The Dhulaima Upper Shuaiba field, located in the Lekhwair cluster within Block 6, will be developed under an operations lease contract with a duration of five years.
The project’s scope covers EPC activities and all associated civil, mechanical, piping, electrical, fabrication, instrumentation, control, testing, pre-commissioning, commissioning and de-commissioning works.
PDO has also launched a prequalification exercise for a considerable scheme to appoint one or more contractors to build early production facilities for new appraisal exploration fields, enabling accelerated production and early monetisation.
Boosting the energy value chain
State energy conglomerate OQ Group is moving ahead with initiatives to expand natural gas liquids (NGL) production capacity, in line with trends across the Gulf’s national oil companies.
OQ has launched prequalification for feed works on a project to build an NGL extraction facility in Saih Nihayda in central Oman, which will send condensates to Duqm for fractionation and export.
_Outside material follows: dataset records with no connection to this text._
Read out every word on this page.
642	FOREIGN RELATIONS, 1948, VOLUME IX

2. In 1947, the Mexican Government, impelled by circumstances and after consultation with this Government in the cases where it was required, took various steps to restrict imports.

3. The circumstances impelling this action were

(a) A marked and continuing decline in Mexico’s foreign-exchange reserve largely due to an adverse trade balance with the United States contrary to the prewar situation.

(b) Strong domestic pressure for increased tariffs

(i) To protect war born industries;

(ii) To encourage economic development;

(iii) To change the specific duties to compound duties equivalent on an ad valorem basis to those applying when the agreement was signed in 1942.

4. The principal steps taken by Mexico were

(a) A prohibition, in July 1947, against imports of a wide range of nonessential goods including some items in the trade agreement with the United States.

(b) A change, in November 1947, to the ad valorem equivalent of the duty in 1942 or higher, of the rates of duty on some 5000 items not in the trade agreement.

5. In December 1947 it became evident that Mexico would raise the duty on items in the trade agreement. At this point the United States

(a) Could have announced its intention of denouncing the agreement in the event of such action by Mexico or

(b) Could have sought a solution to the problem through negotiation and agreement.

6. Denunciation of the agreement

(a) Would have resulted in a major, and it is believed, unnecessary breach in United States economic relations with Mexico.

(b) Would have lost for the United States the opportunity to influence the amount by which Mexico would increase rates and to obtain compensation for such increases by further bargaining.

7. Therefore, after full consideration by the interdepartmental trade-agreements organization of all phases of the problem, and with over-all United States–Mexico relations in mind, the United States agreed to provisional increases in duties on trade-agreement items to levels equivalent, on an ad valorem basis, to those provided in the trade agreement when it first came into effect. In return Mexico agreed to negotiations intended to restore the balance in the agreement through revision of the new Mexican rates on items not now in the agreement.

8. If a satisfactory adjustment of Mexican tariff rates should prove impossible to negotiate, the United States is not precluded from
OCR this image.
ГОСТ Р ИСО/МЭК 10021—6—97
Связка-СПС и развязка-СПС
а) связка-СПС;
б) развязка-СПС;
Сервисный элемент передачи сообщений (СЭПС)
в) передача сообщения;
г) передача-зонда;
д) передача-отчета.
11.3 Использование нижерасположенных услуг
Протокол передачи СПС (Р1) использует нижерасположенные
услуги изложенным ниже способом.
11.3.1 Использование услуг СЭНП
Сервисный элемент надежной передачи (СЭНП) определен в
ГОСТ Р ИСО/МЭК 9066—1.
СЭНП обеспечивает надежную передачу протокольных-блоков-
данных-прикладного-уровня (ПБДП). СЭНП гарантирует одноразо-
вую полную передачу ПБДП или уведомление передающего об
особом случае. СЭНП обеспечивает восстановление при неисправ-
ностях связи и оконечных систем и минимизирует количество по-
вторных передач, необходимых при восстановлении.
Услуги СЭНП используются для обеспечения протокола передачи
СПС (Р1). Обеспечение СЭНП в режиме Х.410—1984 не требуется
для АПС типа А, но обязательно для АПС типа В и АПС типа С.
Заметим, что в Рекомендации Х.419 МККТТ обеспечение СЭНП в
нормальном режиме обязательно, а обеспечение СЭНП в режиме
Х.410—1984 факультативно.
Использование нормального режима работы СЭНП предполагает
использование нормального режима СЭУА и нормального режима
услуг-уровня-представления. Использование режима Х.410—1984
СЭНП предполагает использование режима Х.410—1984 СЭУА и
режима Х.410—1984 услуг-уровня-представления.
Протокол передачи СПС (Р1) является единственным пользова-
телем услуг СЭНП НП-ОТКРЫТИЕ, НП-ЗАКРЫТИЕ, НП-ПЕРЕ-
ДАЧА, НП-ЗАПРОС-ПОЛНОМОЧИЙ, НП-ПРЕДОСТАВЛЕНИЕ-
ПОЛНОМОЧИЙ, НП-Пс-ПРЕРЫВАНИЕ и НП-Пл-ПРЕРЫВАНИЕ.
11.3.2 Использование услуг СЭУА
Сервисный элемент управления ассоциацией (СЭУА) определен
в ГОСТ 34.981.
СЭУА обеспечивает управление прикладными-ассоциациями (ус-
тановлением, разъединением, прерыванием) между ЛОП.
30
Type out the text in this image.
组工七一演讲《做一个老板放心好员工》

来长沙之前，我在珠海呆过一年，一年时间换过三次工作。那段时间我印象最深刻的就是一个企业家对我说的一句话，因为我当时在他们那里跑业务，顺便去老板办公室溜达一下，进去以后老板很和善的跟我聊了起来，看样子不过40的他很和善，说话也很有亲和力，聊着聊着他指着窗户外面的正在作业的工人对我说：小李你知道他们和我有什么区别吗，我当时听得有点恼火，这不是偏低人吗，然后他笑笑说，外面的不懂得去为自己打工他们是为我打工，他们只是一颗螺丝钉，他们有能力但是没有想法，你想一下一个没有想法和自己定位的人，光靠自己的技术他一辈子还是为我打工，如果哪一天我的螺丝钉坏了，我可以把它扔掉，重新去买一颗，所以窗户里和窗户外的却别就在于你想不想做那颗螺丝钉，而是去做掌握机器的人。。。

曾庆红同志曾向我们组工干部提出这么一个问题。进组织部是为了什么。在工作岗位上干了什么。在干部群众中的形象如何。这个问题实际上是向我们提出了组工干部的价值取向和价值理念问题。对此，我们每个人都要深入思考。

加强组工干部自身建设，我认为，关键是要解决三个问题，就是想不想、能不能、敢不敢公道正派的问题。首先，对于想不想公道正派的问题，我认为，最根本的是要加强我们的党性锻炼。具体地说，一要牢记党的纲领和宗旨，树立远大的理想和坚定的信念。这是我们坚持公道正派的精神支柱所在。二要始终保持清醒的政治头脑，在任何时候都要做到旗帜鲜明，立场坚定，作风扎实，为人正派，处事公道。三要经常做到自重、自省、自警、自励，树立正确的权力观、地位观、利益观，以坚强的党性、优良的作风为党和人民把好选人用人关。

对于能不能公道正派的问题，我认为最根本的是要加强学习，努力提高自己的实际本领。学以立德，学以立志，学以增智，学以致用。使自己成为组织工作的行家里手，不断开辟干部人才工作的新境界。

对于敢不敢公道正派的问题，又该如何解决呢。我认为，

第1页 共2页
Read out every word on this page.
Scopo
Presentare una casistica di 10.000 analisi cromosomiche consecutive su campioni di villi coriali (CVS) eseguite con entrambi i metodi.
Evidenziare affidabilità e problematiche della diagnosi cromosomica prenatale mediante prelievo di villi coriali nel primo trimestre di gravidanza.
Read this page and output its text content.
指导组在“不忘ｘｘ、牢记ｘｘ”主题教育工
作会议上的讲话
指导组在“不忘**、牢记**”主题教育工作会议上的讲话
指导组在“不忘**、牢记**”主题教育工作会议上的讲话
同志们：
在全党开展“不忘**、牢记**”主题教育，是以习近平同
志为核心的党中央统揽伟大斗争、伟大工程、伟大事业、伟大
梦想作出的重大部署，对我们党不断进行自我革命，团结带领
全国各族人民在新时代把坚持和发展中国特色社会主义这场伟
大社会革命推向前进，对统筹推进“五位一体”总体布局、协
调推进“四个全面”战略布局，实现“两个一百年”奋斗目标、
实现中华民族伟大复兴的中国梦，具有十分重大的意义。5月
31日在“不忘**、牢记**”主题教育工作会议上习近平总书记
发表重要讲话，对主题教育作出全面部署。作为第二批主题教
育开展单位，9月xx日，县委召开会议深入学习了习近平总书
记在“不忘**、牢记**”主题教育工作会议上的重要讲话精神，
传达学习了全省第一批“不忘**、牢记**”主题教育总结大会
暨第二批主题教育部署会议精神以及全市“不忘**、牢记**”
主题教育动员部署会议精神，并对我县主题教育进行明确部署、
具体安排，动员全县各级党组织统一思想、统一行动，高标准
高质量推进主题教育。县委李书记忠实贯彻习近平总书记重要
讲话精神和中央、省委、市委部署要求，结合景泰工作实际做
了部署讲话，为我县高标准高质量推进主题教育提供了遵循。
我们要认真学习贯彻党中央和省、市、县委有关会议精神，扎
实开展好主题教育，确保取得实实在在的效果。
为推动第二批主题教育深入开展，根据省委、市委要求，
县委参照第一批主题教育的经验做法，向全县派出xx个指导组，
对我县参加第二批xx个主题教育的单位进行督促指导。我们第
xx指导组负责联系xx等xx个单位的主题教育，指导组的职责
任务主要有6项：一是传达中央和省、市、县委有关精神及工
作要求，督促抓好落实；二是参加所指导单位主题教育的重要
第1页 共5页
Separately, Oman Tank Terminal Company (OTTCO), an OQ subsidiary, and Netherlands-based Royal Vopak signed a shareholder agreement in November to establish a new company in the Special Economic Zone at Duqm (Sezad).
OTTCO will hold a 51% stake and Vopak the remaining 49%, with the new company set to develop and operate world-class energy storage and terminal infrastructure at Duqm.
In addition, Energy Development Oman (EDO) has entered into a joint venture with Japan’s Sumitomo Corporation to establish a supply chain management company in the sultanate.
The entity – set to be the first of its kind in Oman – will be based in Duqm, located in Al-Wusta Governorate on the sultanate’s geopolitically strategic Indian Ocean coast.
The new company aims to provide supply chain management services to Oman’s energy sector, beginning with oil country tubular goods and later expanding to other products and services across the hydrocarbons value chain, renewables and other energy segments.